Here’s a closer look at how mixed character encoded data can be introduced to a Quickbase app:
- A user updates a text field with a character string that includes “好”, and saves the record while the UTF-8 switch is not enabled.
- Quickbase responds by saying "Okay. I'll store this data, but I don't really know what it is" because it’s not an ASCII character.
- The next time someone retrieves that information (e.g., via a report or a form), the browser will not know how to render those character(s) because the web browser and Quickbase never agreed on the character encoding. These characters may display as a byte-code (e.g. #00FB) or “?” or depending on the browser.
The Mixed Encoding Scanner is a Quickbase application designed to help app builders address this issue.
The Mixed Encoding Scanner
The first step in resolving the mixed character encoding problem is to scan your app and determine how much UTF-8 data you have in your App, if any. To simplify this scanning process, we asked for help from one of our premier Quickbase Solution Providers - Data Collaborative. They have developed a tool that can automatically scan apps and determine how much UTF-8 data exists in your apps. The Mixed Encoding Scanner is now available on the Quickbase app exchange. To get a copy of the app, click Explore Sample Apps on the My Apps page and search for "Mixed Encoding Scanner".
After creating your copy of the app from Exchange, you can perform an analysis on any app in your realm. Simply enter the app’s DBID and an app token to get started.
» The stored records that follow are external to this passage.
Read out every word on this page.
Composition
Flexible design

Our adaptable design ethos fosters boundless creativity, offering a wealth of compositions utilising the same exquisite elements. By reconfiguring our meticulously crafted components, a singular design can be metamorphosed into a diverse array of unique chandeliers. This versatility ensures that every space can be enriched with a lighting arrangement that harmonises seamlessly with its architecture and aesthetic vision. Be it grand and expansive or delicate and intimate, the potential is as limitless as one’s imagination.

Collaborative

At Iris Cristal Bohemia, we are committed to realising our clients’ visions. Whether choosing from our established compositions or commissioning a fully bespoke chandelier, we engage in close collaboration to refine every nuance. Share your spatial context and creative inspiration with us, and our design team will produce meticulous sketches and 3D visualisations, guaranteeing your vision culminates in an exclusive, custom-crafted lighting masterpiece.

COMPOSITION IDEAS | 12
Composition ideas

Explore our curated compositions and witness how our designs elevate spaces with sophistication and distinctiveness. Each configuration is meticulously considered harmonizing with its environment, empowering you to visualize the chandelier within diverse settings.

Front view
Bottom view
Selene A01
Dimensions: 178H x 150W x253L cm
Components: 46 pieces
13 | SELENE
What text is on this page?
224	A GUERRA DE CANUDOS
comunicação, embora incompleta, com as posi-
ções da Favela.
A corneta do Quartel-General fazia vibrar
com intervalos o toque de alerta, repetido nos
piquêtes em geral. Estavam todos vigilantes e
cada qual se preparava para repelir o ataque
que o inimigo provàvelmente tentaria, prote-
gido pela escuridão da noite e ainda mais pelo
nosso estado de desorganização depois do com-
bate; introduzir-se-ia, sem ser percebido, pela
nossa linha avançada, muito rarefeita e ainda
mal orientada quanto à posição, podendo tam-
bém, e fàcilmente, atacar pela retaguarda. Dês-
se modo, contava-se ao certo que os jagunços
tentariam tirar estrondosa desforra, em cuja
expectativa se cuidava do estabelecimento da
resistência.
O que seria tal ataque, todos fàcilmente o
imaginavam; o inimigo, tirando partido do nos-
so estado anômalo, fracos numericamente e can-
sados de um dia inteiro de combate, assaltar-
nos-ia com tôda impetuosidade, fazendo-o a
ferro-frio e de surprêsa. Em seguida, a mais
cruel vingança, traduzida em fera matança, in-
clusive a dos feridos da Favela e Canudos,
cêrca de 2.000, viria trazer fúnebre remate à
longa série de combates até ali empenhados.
Next, the Scanner will estimate how long the analysis will take to run. This depends on the speed of your internet connection and the volume of data in the app.
After the analysis is complete, the results are displayed. You can browse the results to determine which tables, fields, records, and app variables need to be fixed.
Resolving the Mixed Character Encoding Problem
If you determine that only a few occurrences of problematic characters exist in your data, you can turn on UTF-8 mode for the app, and then simply edit those records, fields, etc. If your keyboard mapping supports all the affected characters, manually re-typing the characters that are not displaying properly will correct the issue.
Some of our more technical app builders may leverage the encoding tricks available in VSCode or a similar tool to solve the problem.
On the other hand, you may discover that your app has many occurrences of problematic characters. In that case, you’ll want to use a more automated approach to solve the problem. We recommend most builders work with Data Collaborative for a more hands-on approach to cleaning up the data. After cleaning up the data, enable the UTF-8 setting to ensure data entered going forward is saved properly.